Los vecinos describieron llamas y un espeso humo rodeando San Martín de Valdeiglesias, lo que obligó a los residentes, entre ellos muchas personas mayores, a huir de sus casas.
España declaró el jueves por la noche una emergencia nacional sin precedentes por los incendios forestales, después de que los fuegos que avanzaban con rapidez cerca de Madrid y en la vecina provincia de Ávila obligaran a más de 10.000 residentes a abandonar sus hogares. La emergencia afectó a Villa del Prado, San Martín de Valdeiglesias, Pelayos de la Presa y Aldea del Fresno, mientras que solo Chapinería acogió a más de 150 evacuados, según la alcaldesa Lucía Moya. Varios municipios informaron además de viviendas dañadas o destruidas.

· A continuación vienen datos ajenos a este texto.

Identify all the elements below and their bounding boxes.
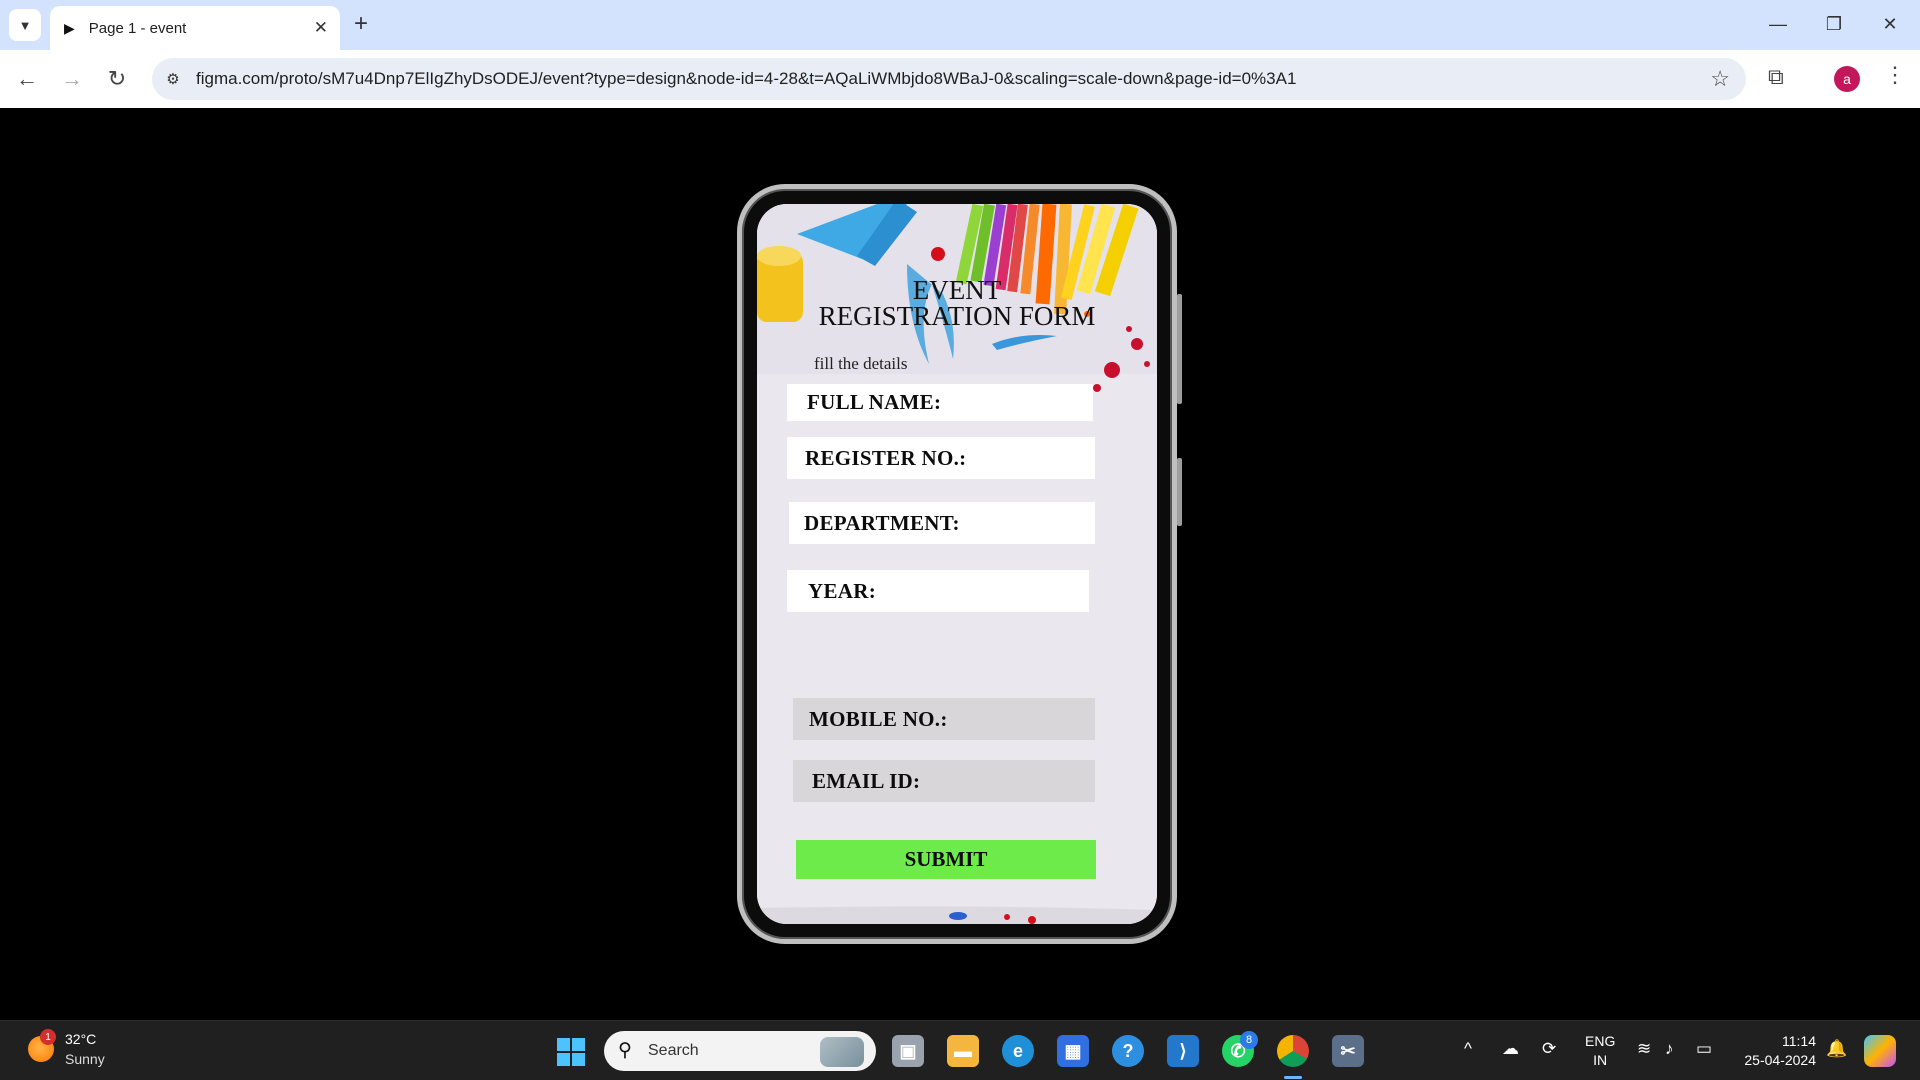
extensions-icon[interactable]: ⧉ — [1768, 64, 1784, 90]
restore-button[interactable]: ❐ — [1814, 8, 1854, 40]
reload-button[interactable]: ↻ — [102, 64, 132, 94]
register-no-label: REGISTER NO.: — [805, 445, 967, 470]
notification-bell-icon[interactable]: 🔔 — [1826, 1039, 1847, 1059]
language-indicator[interactable]: ENG IN — [1585, 1032, 1615, 1070]
language-code: ENG — [1585, 1033, 1616, 1049]
search-highlight-image — [820, 1037, 864, 1067]
clock-date: 25-04-2024 — [1744, 1052, 1816, 1068]
browser-toolbar: ← → ↻ ⚙ figma.com/proto/sM7u4Dnp7ElIgZhy… — [0, 50, 1920, 108]
windows-logo-icon — [557, 1038, 570, 1051]
close-tab-icon[interactable]: ✕ — [314, 18, 328, 38]
phone-screen: EVENT REGISTRATION FORM fill the details… — [757, 204, 1157, 924]
profile-avatar[interactable]: a — [1834, 66, 1860, 92]
sync-icon[interactable]: ⟳ — [1542, 1039, 1556, 1059]
form-subtitle: fill the details — [814, 354, 908, 373]
phone-side-button-upper — [1177, 294, 1182, 404]
clock-time: 11:14 — [1782, 1033, 1816, 1049]
arrow-right-icon: → — [61, 66, 83, 91]
reload-icon: ↻ — [107, 66, 127, 91]
volume-icon[interactable]: ♪ — [1665, 1039, 1674, 1059]
tab-search-button[interactable]: ▼ — [9, 9, 41, 41]
back-button[interactable]: ← — [12, 64, 42, 94]
onedrive-icon[interactable]: ☁ — [1502, 1039, 1519, 1059]
email-id-label: EMAIL ID: — [812, 768, 921, 793]
snipping-tool-icon[interactable]: ✂ — [1332, 1035, 1364, 1067]
register-no-field[interactable]: REGISTER NO.: — [787, 437, 1095, 479]
form-title-line2: REGISTRATION FORM — [818, 301, 1096, 331]
edge-browser-icon[interactable]: e — [1002, 1035, 1034, 1067]
windows-taskbar: 1 32°C Sunny ⚲ Search ▣ ▬ e ▦ ? ⟩ ✆ 8 ✂ … — [0, 1020, 1920, 1080]
department-field[interactable]: DEPARTMENT: — [789, 502, 1095, 544]
more-menu-icon[interactable]: ⋮ — [1884, 62, 1906, 88]
figma-prototype-viewport: EVENT REGISTRATION FORM fill the details… — [0, 108, 1920, 1020]
whatsapp-badge: 8 — [1240, 1031, 1258, 1049]
year-label: YEAR: — [808, 578, 876, 603]
microsoft-store-icon[interactable]: ▦ — [1057, 1035, 1089, 1067]
copilot-icon[interactable] — [1864, 1035, 1896, 1067]
mobile-no-label: MOBILE NO.: — [809, 706, 948, 731]
full-name-field[interactable]: FULL NAME: — [787, 384, 1093, 421]
get-help-icon[interactable]: ? — [1112, 1035, 1144, 1067]
full-name-label: FULL NAME: — [807, 390, 942, 414]
task-view-icon[interactable]: ▣ — [892, 1035, 924, 1067]
search-icon: ⚲ — [618, 1040, 632, 1061]
tab-strip: ▼ ▶ Page 1 - event ✕ + — ❐ ✕ — [0, 0, 1920, 50]
mobile-no-field[interactable]: MOBILE NO.: — [793, 698, 1095, 740]
weather-desc[interactable]: Sunny — [65, 1051, 105, 1067]
close-window-button[interactable]: ✕ — [1870, 8, 1910, 40]
department-label: DEPARTMENT: — [804, 510, 960, 535]
start-button[interactable] — [557, 1038, 585, 1066]
vscode-icon[interactable]: ⟩ — [1167, 1035, 1199, 1067]
email-id-field[interactable]: EMAIL ID: — [793, 760, 1095, 802]
tab-title: Page 1 - event — [88, 19, 187, 37]
phone-frame: EVENT REGISTRATION FORM fill the details… — [737, 184, 1177, 944]
active-tab[interactable]: ▶ Page 1 - event ✕ — [50, 6, 340, 50]
chrome-icon[interactable] — [1277, 1035, 1309, 1067]
forward-button[interactable]: → — [57, 64, 87, 94]
minimize-button[interactable]: — — [1758, 8, 1798, 40]
search-label: Search — [648, 1042, 699, 1059]
submit-button[interactable]: SUBMIT — [796, 840, 1096, 879]
figma-play-icon: ▶ — [64, 19, 75, 36]
show-hidden-icons-chevron-icon[interactable]: ^ — [1464, 1039, 1472, 1059]
site-settings-icon[interactable]: ⚙ — [162, 68, 184, 90]
arrow-left-icon: ← — [16, 66, 38, 91]
weather-badge: 1 — [40, 1029, 56, 1045]
new-tab-button[interactable]: + — [354, 10, 368, 38]
region-code: IN — [1593, 1052, 1608, 1068]
chrome-active-indicator — [1284, 1076, 1302, 1079]
file-explorer-icon[interactable]: ▬ — [947, 1035, 979, 1067]
bookmark-star-icon[interactable]: ☆ — [1710, 66, 1730, 92]
taskbar-search[interactable]: ⚲ Search — [604, 1031, 876, 1071]
phone-side-button-lower — [1177, 458, 1182, 526]
wifi-icon[interactable]: ≋ — [1637, 1039, 1651, 1059]
chevron-down-icon: ▼ — [18, 17, 32, 33]
weather-temp[interactable]: 32°C — [65, 1031, 96, 1047]
clock[interactable]: 11:14 25-04-2024 — [1736, 1032, 1816, 1070]
battery-icon[interactable]: ▭ — [1696, 1039, 1712, 1059]
year-field[interactable]: YEAR: — [787, 570, 1089, 612]
address-bar[interactable]: ⚙ figma.com/proto/sM7u4Dnp7ElIgZhyDsODEJ… — [152, 58, 1746, 100]
url-text[interactable]: figma.com/proto/sM7u4Dnp7ElIgZhyDsODEJ/e… — [196, 69, 1296, 89]
form-title-line1: EVENT — [912, 275, 1002, 305]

La declaración situó las operaciones de extinción bajo el control directo del Ministerio del Interior, lo que permitió desplegar recursos adicionales. Más de 270 efectivos de emergencia y 40 medios terrestres, apoyados por la Unidad Militar de Emergencias y por aviones apagafuegos, han sido movilizados pese a los fuertes vientos y al calor extremo, que dificultan los esfuerzos para contener las llamas.
Los incendios se producen en una de las temporadas de fuego más graves que ha vivido España en los últimos años. Según el Sistema Europeo de Información sobre Incendios Forestales, más de 104.000 hectáreas han ardido en todo el país desde comienzos de 2026. A principios de este mes, los incendios forestales causaron al menos 13 muertos, entre ellos en un incendio mortal en Almería. Los últimos focos alrededor de Madrid se suman a una serie de grandes fuegos en Guadalajara, Aragón y Andalucía, lo que pone aún más al límite los recursos de extinción de España en el punto álgido de la temporada estival de incendios.